Here are a few question concerning RCKMPI that might be of general interest:
1.) Multiple channels: Is it possible to compile for multiple channels at once and then to select for each run separately which of the compiled channels is to be used (sccmpb, sccmulti, sock, ...)?
Configuring with multiple "--with-device" options only appears to select the last channel specified (e.g.: "--with-device=ch3:sccmulti --with-device=ch3:sock" only configures for sock). Trying to give one "--with-device" option multiple values (e.g.: "--with-device=ch3:sccmulti,sock" or "--with-device=ch3:sccmulti,ch3:sock") fails with an error about a channel that does not exist.
In case compilation for multiple channels is possible, how would one select the channel to be used? (OpenMPI's "mpirun" supports, e.g., something like "--mca btl tcp,self" ...)
2.) Reconfiguring: After having configured, compiled and installed RCKMPI for one channel, what has to be done before configuring for another channel (to be installed to a different location)?
At first sight, using "make clean" appeared to work. Is this sufficient, more than necessary or does it fit?
3.) Paths on cores: Is it possible to set paths (PATH and LD_LIBRARY_PATH) on the cores for RCKMPI and its prerequisites (in /shared/... instead of copying everything to /usr/bin and /usr/lib)? (Copying wastes quite a lot of memory and, thus, severely limits problem sizes. Additionally, copying takes quite some time, especially since it has to be done anew after each boot of the cores.)
The key problem appears to be the limited environment provided by ssh when starting the MPI daemons: Apparently, PATH is hardcoded into ssh to contain only "/usr/bin:/bin". No apparent startup script is processed (e.g.: /etc/profile).

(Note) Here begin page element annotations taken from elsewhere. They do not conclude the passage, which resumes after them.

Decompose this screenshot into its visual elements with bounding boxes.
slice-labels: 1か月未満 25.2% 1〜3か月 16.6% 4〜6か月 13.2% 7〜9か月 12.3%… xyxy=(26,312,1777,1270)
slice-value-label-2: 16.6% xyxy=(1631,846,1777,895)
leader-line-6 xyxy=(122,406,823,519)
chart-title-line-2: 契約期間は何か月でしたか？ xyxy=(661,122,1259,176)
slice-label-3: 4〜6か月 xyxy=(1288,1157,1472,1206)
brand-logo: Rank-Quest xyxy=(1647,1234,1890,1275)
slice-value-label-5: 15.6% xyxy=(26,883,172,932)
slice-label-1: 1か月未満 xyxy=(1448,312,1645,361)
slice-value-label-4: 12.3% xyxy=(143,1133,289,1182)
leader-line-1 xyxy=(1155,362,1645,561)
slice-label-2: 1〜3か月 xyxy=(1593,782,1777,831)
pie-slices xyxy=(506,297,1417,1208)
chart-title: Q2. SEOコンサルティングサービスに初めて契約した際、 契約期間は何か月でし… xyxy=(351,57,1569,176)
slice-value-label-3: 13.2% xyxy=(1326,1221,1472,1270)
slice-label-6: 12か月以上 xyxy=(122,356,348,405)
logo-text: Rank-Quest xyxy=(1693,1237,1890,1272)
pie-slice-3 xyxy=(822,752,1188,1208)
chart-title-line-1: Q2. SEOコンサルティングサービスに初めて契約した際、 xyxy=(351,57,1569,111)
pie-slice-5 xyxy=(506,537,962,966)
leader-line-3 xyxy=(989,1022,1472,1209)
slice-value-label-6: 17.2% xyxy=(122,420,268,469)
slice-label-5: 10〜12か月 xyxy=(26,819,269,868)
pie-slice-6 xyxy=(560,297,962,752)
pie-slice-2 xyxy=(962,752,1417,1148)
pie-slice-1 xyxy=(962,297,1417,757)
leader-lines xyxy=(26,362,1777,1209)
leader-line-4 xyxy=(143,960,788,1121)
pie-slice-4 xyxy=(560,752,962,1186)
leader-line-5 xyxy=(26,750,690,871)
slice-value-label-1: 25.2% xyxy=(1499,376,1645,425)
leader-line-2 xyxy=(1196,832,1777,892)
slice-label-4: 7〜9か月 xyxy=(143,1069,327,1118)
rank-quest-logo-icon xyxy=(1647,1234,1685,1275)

Preparing an environment according to "man ssh" and "man sshd_config" failed, too: Create /etc/ssh/, create /etc/ssh/sshd_config with permissions 644 and contents "PermitUserEnvironment yes", create ~/.ssh/environment with permissions 700 and contents "PATH=/usr/bin:/bin:/shared/...".
4.) Switching channel: What has to be done to switch from one channel to another (e.g. sock to sccmulti)?
a) Is it necessary to exchange the rckmpi/bin copies on the cores (or are these generic)?
b) Is it necessary to exchange the rckmpi/lib copies on the cores? Probably not, since they are all static libraries (lib*.a). -> Are they needed on the cores at all?
c) Is it necessary to rebuild the MPI application? (Probably yes, since mpi functions are linked statically. Or is everything channel specific contained within rckmpi/bin/ ?)
d) Supposedly, PATH on the MCPC has to be adapted to use the tools (mpicc, ...) produced for the desired channel. LD_LIBRARY_PATH is probably insignificant?
e) A suitable kernel has to be running. Would a POPSHM enabled kernel be suitable for all channels?
5) Detect channel:
a) How can an application detect at runtime which channel it uses?
b) How can one detect at compile time, for which channel mpicc compiles?
6) Compilation for POPSHM: Obviously, RCKMPI can be compiled for channel sccmulti without having installed an extra library or even a POPSHM enabled kernel. Even the corresponding MPI daemons appear to work (at least running an application compiled for sccmpb). Will such a POPSHM targeted RCKMPI work as expected when using a POPSHM enabled kernel or should a POPSHM targeted RCKMPI only be compiled running a POPSHM enabled kernel?
I'd be glad to learn more about any of the questions above.
Thank you in advance